It used to be the great legend of the Australian outback: a million feral camels – the only wild camels in the world – roaming across the desert. But no more.
In a report to be released today, the Australian Feral Camel Management Project will announce that after four years it has reduced the wild animals to about 300,000, and has devised a way to keep those numbers low to protect the landscapes they’ve trampled for almost 200 years.
Introduced in the 1840s, camels were used as pack animals, but with the rise of cars they were set free in the outback, with numbers estimated to have reached about 600,000 in 2008 and possibly once as high as one million.
Pinpointing an exact number of feral camels is very difficult, says Jan Ferguson, the managing director of the organisation behind the project, Ninti One.
“We’ve taken out 160,000 in this project,” she told AAP.

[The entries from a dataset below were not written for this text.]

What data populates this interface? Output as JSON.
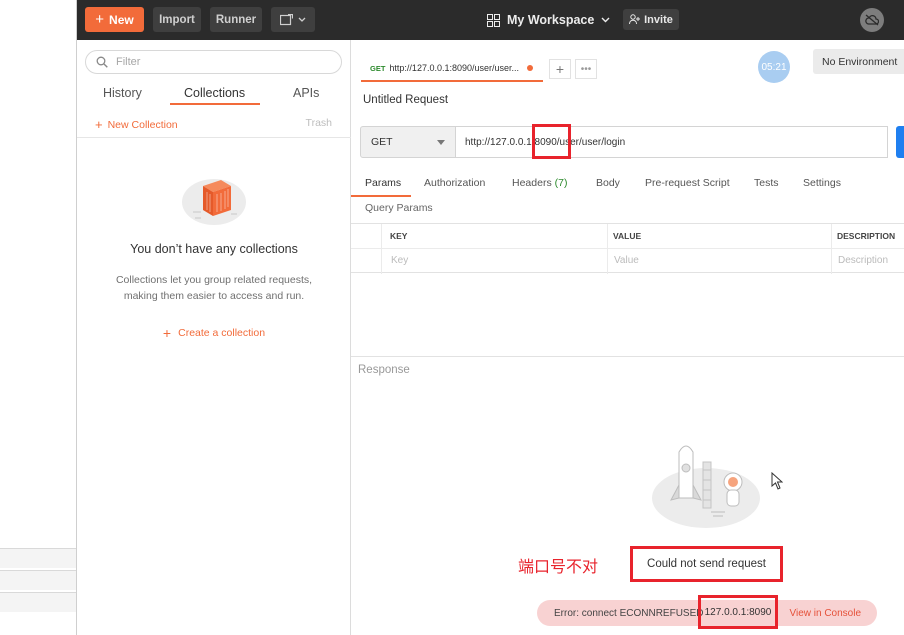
{
  "header": {
    "new_label": "New",
    "import_label": "Import",
    "runner_label": "Runner",
    "workspace_label": "My Workspace",
    "invite_label": "Invite"
  },
  "sidebar": {
    "filter_placeholder": "Filter",
    "tabs": [
      {
        "label": "History",
        "active": false
      },
      {
        "label": "Collections",
        "active": true
      },
      {
        "label": "APIs",
        "active": false
      }
    ],
    "new_collection_label": "New Collection",
    "trash_label": "Trash",
    "empty_title": "You don’t have any collections",
    "empty_desc_line1": "Collections let you group related requests,",
    "empty_desc_line2": "making them easier to access and run.",
    "create_label": "Create a collection"
  },
  "request_tab": {
    "method": "GET",
    "title": "http://127.0.0.1:8090/user/user..."
  },
  "timer": "05:21",
  "environment": "No Environment",
  "request": {
    "title": "Untitled Request",
    "method": "GET",
    "url_part1": "http://127.0.0.",
    "url_part2": "1:8090/",
    "url_part3": "user/user/login"
  },
  "subtabs": [
    {
      "label": "Params",
      "active": true
    },
    {
      "label": "Authorization"
    },
    {
      "label": "Headers",
      "count": "(7)"
    },
    {
      "label": "Body"
    },
    {
      "label": "Pre-request Script"
    },
    {
      "label": "Tests"
    },
    {
      "label": "Settings"
    }
  ],
  "query_params": {
    "title": "Query Params",
    "headers": [
      "KEY",
      "VALUE",
      "DESCRIPTION"
    ],
    "placeholders": [
      "Key",
      "Value",
      "Description"
    ]
  },
  "response": {
    "title": "Response",
    "error_note_cn": "端口号不对",
    "error_message": "Could not send request",
    "error_detail": "Error: connect ECONNREFUSED",
    "error_host": "127.0.0.1:8090",
    "view_console_label": "View in Console"
  },
  "colors": {
    "accent": "#f26b3a",
    "header_bg": "#2b2b2b",
    "annotation_red": "#e8232c",
    "send_blue": "#1f7ff0"
  }
}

“We also believe that potentially 100,000 camels died in the Simpson Desert as a result of a lack of feed and drought.”
Overgrazing, fouling water supplies and damaging traditional lands have taken their toll, and the project focused on camel impacts on the land as well as the impact on Aboriginal cultural sites, on farm infrastructure such as fences and water points, and human safety, with camels frequently wandering onto roads and airstrips and into remote communities.

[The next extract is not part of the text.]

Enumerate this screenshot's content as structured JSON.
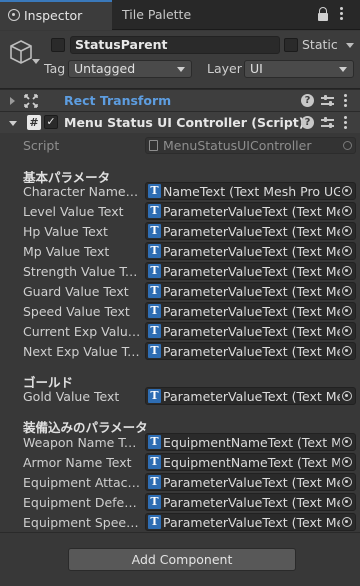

Run in collaboration with 20 organisations, including the RSPCA and the Australian Camel Industry Association, the project covered more than three million square kilometres, with traditional landowners and pastoralists having three options: ground control, aerial culling or trucking the camels to abattoirs for commercial use.

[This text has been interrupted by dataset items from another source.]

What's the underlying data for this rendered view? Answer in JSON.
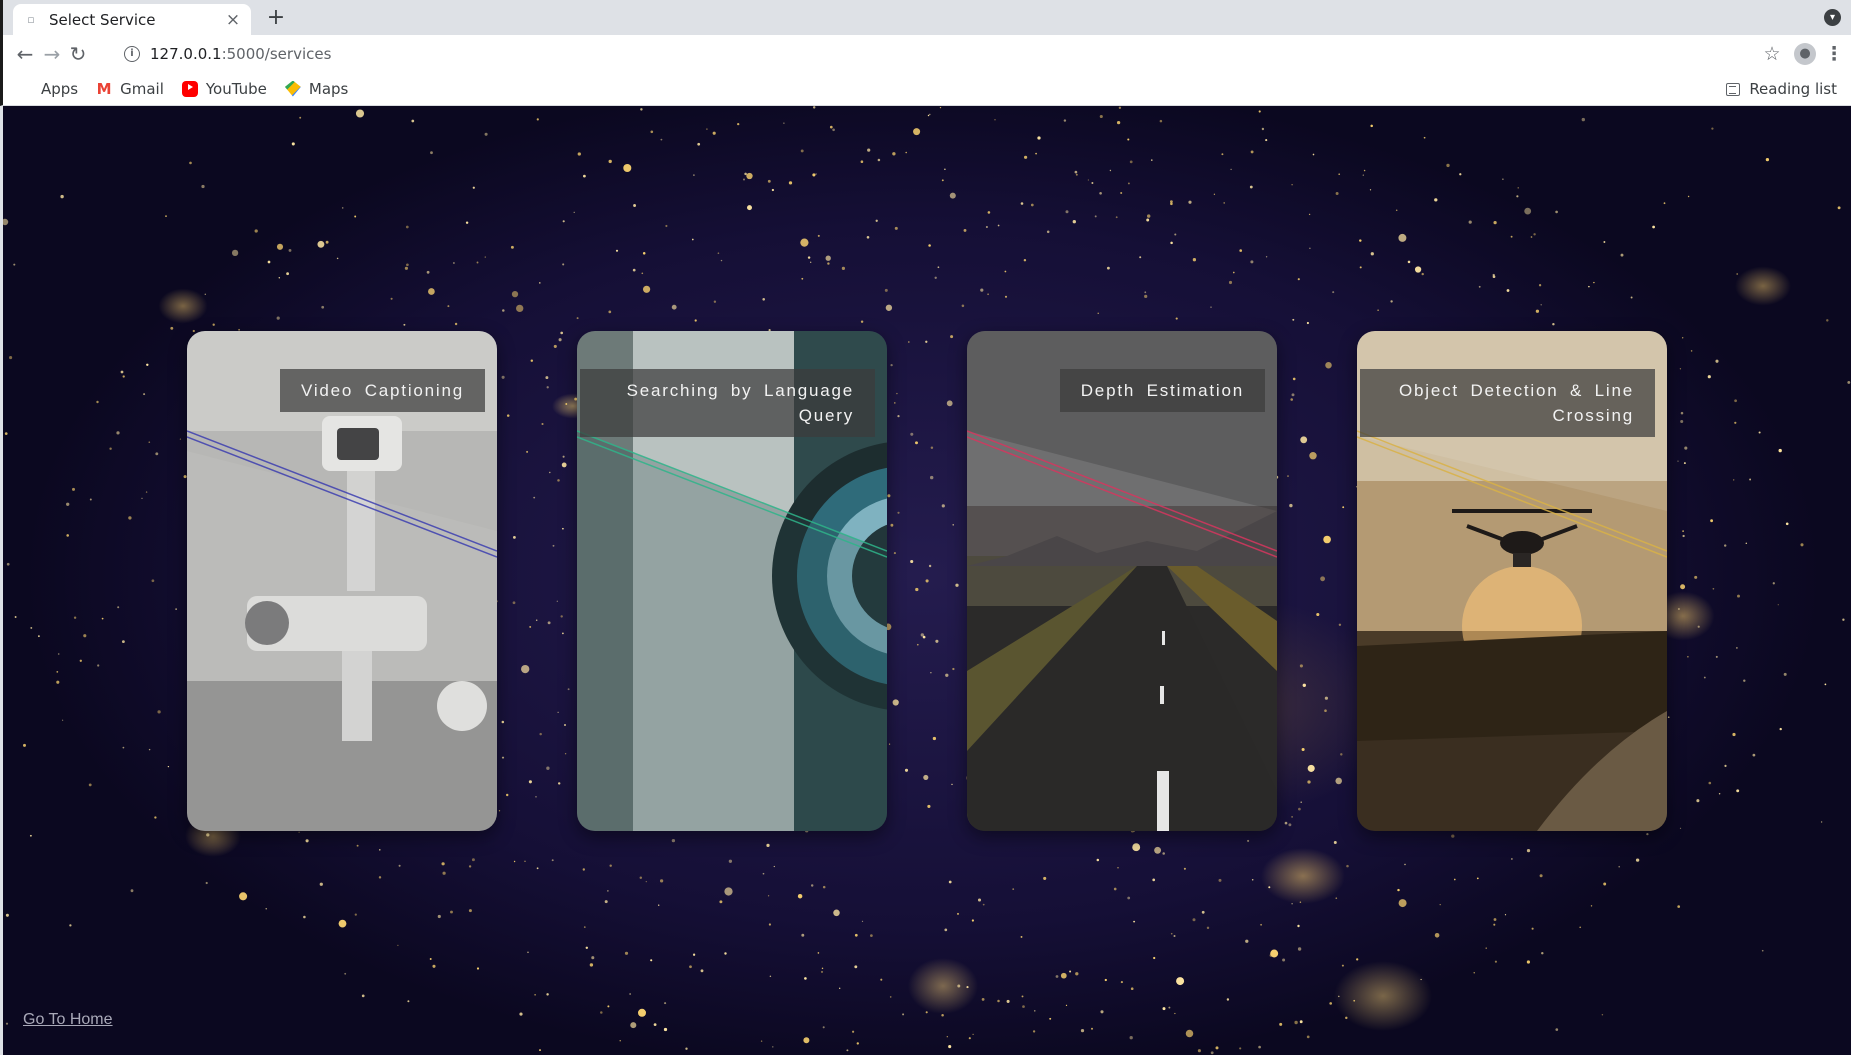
{
  "browser": {
    "tab_title": "Select Service",
    "tab_close": "×",
    "new_tab": "+",
    "url_host": "127.0.0.1",
    "url_path": ":5000/services",
    "info_icon_text": "i",
    "bookmarks": [
      {
        "label": "Apps",
        "icon": "apps-icon"
      },
      {
        "label": "Gmail",
        "icon": "gmail-icon"
      },
      {
        "label": "YouTube",
        "icon": "youtube-icon"
      },
      {
        "label": "Maps",
        "icon": "maps-icon"
      }
    ],
    "reading_list": "Reading list",
    "gmail_glyph": "M"
  },
  "services": [
    {
      "label": "Video Captioning",
      "line_color": "#3d3fb0"
    },
    {
      "label": "Searching by Language Query",
      "line_color": "#2fb58a"
    },
    {
      "label": "Depth Estimation",
      "line_color": "#d6365f"
    },
    {
      "label": "Object Detection & Line Crossing",
      "line_color": "#d9b247"
    }
  ],
  "footer": {
    "home_link": "Go To Home"
  }
}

“Most people would prefer these animals went to some kind of productive use,” Ms Ferguson said.
“However, when they are in significant numbers, doing damage to communities or environmental assets, people want them removed and that’s where aerial culling comes in.”
Almost half the estimated feral camel population was on land managed by Aboriginal people, who “expressed a desire to be engaged in control methods to protect their cultural assets, pass on knowledge and provide employment for young people”, the report found.
The land over which feral camels roam contains some of the most significant cultural assets for Aboriginal people, which they have maintained for thousands of years, it says.
“Monitoring has shown that reducing the density of feral camels on key environmental assets has improved the condition of those assets, with flow-on cultural and economic benefits to Aboriginal people, the pastoral industry, the commercial camel industry and the Australian people,” it reads.
The program will be used as a template for managing other similar feral animal populations across the country, such as horses and donkeys.
“We’d hope the ground control training we’ve done and work with commercial industries means camel densities can be kept low,” Ms Ferguson said.
“You can only ever manage a feral. You can’t eradicate it.”